Em palestra no evento Painéis da Engenharia, promovido pelo Sindicato dos Engenheiros do Rio Grande do Sul (Senge-RS), Sauer destacou que nenhum país do mundo que utilize hidrelétricas como uma das principais fontes de energia as privatizou. Em nota divulgada no início deste ano, o Departamento Intersindical de Estatística e Estudos Socioeconômicos (Dieese) citou o exemplo da China, que responde por 27% de toda a capacidade instalada mundial, onde predominam as empresas estatais hidroelétricas. O mesmo ocorre com o segundo país em capacidade instalada, os Estados Unidos, onde 73% das hidrelétricas pertencem a órgãos ou empresas públicas. No Canadá e Noruega, onde predomina a fonte hidrelétrica, a participação do setor público chega a alcançar 90%; e, na Índia, atinge 93%.

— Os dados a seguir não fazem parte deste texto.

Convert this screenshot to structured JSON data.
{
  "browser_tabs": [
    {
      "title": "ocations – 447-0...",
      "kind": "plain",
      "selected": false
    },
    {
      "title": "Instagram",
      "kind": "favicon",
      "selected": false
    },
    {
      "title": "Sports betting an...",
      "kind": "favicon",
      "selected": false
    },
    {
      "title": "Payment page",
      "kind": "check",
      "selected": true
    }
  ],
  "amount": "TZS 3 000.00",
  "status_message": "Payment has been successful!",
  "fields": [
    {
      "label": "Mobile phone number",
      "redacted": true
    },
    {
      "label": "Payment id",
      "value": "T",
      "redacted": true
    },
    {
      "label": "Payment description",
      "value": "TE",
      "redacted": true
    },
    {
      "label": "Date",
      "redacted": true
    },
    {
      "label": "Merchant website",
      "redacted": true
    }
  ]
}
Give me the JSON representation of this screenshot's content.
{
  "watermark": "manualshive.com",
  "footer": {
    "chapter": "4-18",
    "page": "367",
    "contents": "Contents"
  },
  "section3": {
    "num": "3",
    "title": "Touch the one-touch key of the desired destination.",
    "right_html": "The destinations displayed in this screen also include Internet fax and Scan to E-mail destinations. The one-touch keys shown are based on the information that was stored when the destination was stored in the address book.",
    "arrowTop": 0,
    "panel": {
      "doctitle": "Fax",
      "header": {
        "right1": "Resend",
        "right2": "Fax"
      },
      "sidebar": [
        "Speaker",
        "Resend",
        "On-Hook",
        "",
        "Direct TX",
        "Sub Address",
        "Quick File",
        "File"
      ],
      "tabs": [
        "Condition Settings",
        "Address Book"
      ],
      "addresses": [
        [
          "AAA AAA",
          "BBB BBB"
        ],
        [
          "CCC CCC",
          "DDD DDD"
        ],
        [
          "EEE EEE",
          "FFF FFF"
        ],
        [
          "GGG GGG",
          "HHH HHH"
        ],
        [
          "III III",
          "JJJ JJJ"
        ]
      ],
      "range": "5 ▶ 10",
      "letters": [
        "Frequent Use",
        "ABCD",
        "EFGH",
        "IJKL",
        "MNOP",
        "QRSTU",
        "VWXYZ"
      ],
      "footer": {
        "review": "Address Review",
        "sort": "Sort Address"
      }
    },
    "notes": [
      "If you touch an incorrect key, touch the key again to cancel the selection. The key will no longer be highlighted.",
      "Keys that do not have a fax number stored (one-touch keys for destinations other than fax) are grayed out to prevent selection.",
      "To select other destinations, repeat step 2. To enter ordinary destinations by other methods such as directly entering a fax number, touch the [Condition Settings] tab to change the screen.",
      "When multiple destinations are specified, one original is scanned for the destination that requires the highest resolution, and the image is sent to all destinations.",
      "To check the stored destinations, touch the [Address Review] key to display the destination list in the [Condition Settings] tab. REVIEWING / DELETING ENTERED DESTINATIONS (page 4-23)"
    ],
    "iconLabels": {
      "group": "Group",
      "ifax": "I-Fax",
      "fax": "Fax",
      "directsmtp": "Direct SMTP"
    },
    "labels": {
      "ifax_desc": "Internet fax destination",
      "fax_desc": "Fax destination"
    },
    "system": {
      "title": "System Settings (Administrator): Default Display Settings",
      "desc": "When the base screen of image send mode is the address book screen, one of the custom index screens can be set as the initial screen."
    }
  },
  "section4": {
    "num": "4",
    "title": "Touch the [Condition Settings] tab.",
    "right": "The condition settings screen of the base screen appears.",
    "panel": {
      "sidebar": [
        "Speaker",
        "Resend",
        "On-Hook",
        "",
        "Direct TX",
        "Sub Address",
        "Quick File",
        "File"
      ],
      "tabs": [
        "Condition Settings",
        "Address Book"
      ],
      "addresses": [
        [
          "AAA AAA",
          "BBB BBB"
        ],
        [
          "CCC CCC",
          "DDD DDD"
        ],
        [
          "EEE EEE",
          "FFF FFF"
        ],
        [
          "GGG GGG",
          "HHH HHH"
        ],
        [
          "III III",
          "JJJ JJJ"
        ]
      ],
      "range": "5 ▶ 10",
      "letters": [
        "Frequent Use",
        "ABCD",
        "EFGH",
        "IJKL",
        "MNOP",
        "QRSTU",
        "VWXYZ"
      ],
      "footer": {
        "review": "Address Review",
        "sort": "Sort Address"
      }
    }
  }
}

Em entrevista ao portal Sul21 após a palestra no Senge, o professor lembrou ainda que o Brasil já passou pela experiência das privatizações durante o governo de Fernando Henrique Cardoso (PSDB) nos anos 1990, resultando em uma inflação muito elevada e aumento da tarifa. “É um conflito regulatório de interesses, em que as empresas privadas usam todos os recursos possíveis junto ao reguladores para obter o máximo de lucro possível, esse é o objetivo. Eles não fazem caridade e nem podem fazer, porque no capitalismo empresa busca o maior lucro possível”, avalia.

Confira a entrevista completa:

Sul21 — Como se daria, na prática, a privatização da energia?

Ildo Sauer — O Brasil já passou por isso. Nós começamos privados, estatizamos porque as empresas não investiam o suficiente e, depois, nos anos 1990, em 1995, voltamos a privatizar. E daí novamente não houve expansão de investimentos, tivemos um racionamento em 2001 com vários apagões. A promessa, naquele tempo, foi de que se iria usar o dinheiro da venda das empresas para diminuir a dívida pública, mas ela aumentou de R$ 80 bilhões para R$ 800 bilhões no fim do governo do FHC e agora está praticamente em R$ 4 trilhões. A tarifa desde então aumentou 127% acima da inflação, e tivemos periodicamente desligamentos locais, alguns blackouts nacionais e o racionamento de 2001.

É um conflito regulatório de interesses, as empresas privadas usam todos os recursos possíveis junto ao reguladores para obter o máximo de lucro possível, esse é o objetivo. Eles não fazem caridade e nem podem fazer, porque no capitalismo, as empresas buscam o maior lucro possível. Então, quanto mais frágil é a regulação do sistema, mais exposta fica a população ao poder econômico. Quando as empresas são públicas, em geral, elas têm que responder à população, tem certo controle. É verdade que nem todas as estatais fizeram isso, há problema de corrupção, de ineficiência. Eu tenho dito que é preciso arrumar o sistema, e é possível.

Sul21 — Há como fazer um comparativo com outros lugares do mundo?

Ildo Sauer — Há muitos exemplos no mundo inteiro onde empresas públicas prestam um serviço de qualidade, eficiente, e a tarifa é a menor possível frente aos custos. A privada poderia fazer também, desde que se tenha um sistema de regulação e controle que não existe no Brasil. Porque a agência de energia elétrica está em Brasília, então a empresa impõe o que quer, não ouve as reclamações das pessoas. A Inglaterra foi a primeira a começar a privatizar, no final dos anos 1970, e está estudando voltar a estatizar agora, acha que a privatização não correspondeu às expectativas, estão revisando.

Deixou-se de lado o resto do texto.